LOUISVILLE, Ky. — Norton Healthcare doctors say it’s time for people young and old to get their flu shots.
“It’s important to get the vaccine now because we want kids to have protection when flu season starts,” said Dr. Kristina Bryant, infectious disease physician with Norton Children’s Infectious Diseases.
What You Need To Know
- Norton doctors are recommending people get their flu shots, as it could be a severe flu season
- “Mild” flu seasons in the last few years could result from mitigation strategies implemented for COVID-19, many of which are no longer in use
- Flu immunization rates for kids have been falling the last few years
- Only 50% of kids 6 months to 17 years of age got a flu shot in Kentucky last year
Bryant recommends anyone six months and older get vaccinated for the flu every year, and to do so before the end of October.
“Now is the time because we’re already starting to see flu cases. It’s an early flu season,” Bryant said.
This comes after what Bryant calls some “mild” flu seasons the last few years. One reason could be the mitigation strategies implemented for COVID-19, many of which are no longer in use.
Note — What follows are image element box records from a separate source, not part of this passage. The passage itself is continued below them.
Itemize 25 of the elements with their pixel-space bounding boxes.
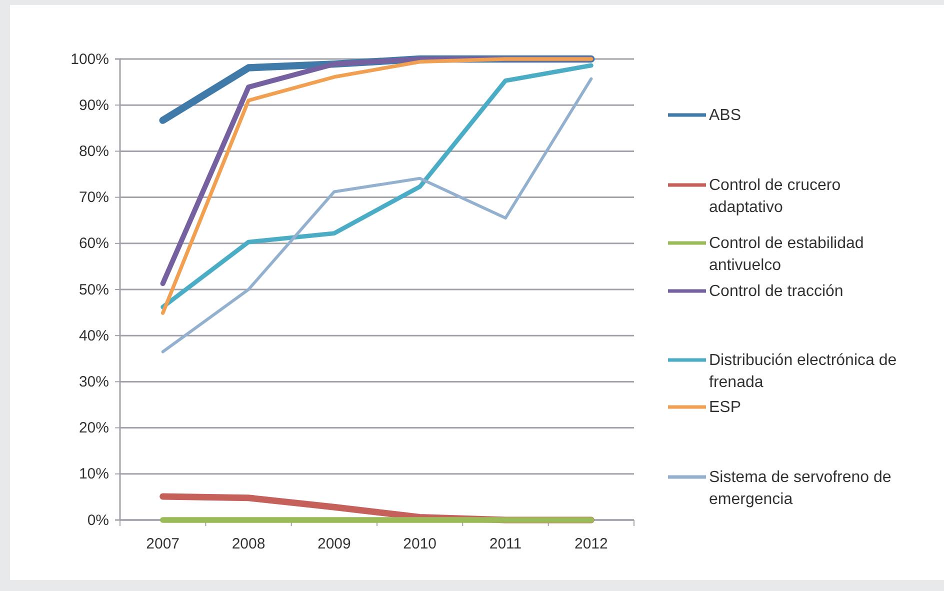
y-tick-label: 20% bbox=[78, 420, 109, 437]
y-tick-label: 0% bbox=[87, 512, 109, 529]
x-tick-label: 2008 bbox=[232, 536, 266, 553]
legend-label: Distribución electrónica de frenada bbox=[709, 352, 897, 391]
legend-label: Control de crucero adaptativo bbox=[709, 177, 841, 216]
y-tick-label: 80% bbox=[78, 143, 109, 160]
legend-label: ABS bbox=[709, 107, 742, 124]
line-series bbox=[161, 77, 593, 354]
y-tick-label: 70% bbox=[78, 189, 109, 206]
y-tick-label: 50% bbox=[78, 281, 109, 298]
x-tick-label: 2007 bbox=[146, 536, 180, 553]
legend-label: Sistema de servofreno de emergencia bbox=[709, 469, 892, 508]
y-tick-label: 10% bbox=[78, 466, 109, 483]
y-tick-label: 40% bbox=[78, 327, 109, 344]
legend-label: Control de tracción bbox=[709, 283, 844, 300]
y-tick-label: 60% bbox=[78, 235, 109, 252]
x-tick-label: 2012 bbox=[574, 536, 608, 553]
legend-label: Control de estabilidad antivuelco bbox=[709, 235, 864, 274]
y-tick-label: 90% bbox=[78, 96, 109, 114]
x-tick-label: 2009 bbox=[317, 536, 351, 553]
legend-label: ESP bbox=[709, 399, 742, 416]
y-tick-label: 100% bbox=[70, 50, 109, 68]
y-tick-label: 30% bbox=[78, 374, 109, 390]
x-tick-label: 2010 bbox=[403, 536, 437, 553]
x-tick-label: 2011 bbox=[489, 536, 522, 553]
“I worry that some parents may have forgotten how bad the flu can be in kids. This is predicted to be a particularly severe flu season,” Bryant said.
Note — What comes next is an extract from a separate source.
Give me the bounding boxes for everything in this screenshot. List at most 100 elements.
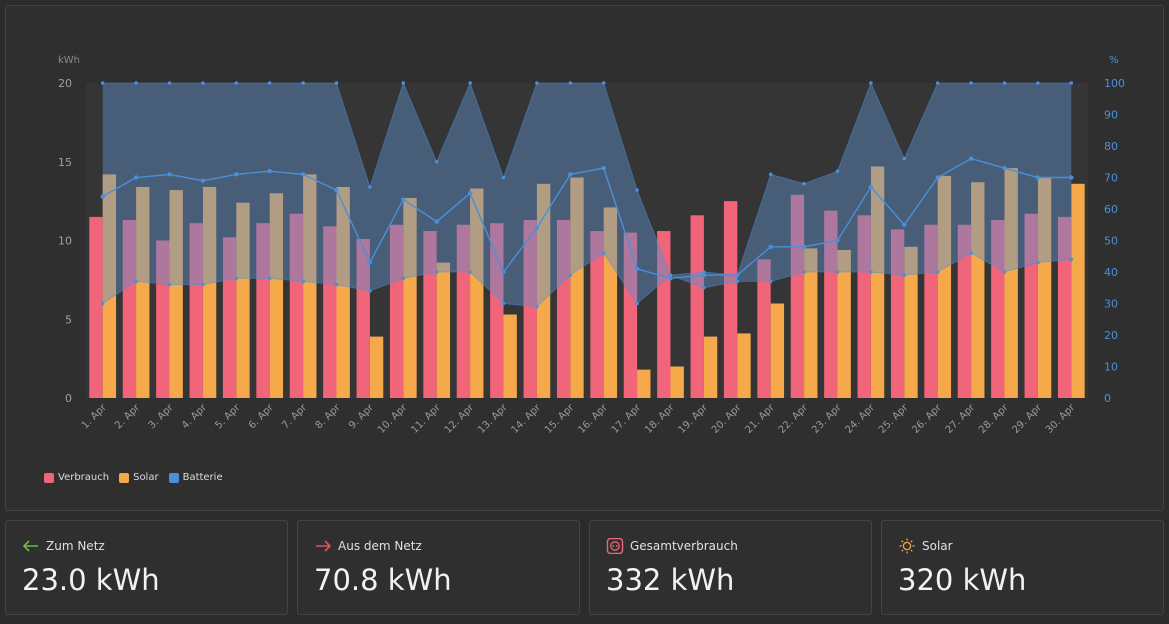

Flu season is wrapping up in the southern hemisphere. It was a severe one in places like Australia, which has experienced what Bryant called a “twindemic,” a surge in cases of both flu and COVID-19.
Going into flu season here in the U.S., there are kids who’ve never been exposed to the flu, and therefore lack natural immunity.
Bryant said flu immunization rates for kids have been falling the last few years. She said only 50% of kids 6 months to 17 years of age got a flu shot in Kentucky last year. That’s compared to 58% nationwide.
“We are lagging behind with flu immunization of our kids,” Bryant said.
She said the flu can be particularly severe for kids under five years old and for those with other health conditions.
Schools no longer requiring masks could increase transmission, Bryant said. And kids can fuel transmission in the larger community. With the flu, people become contagious before they develop symptoms. That’s what makes it easy for the flu to spread in settings like school.
All Norton offices in the greater Louisville area are offering the vaccine.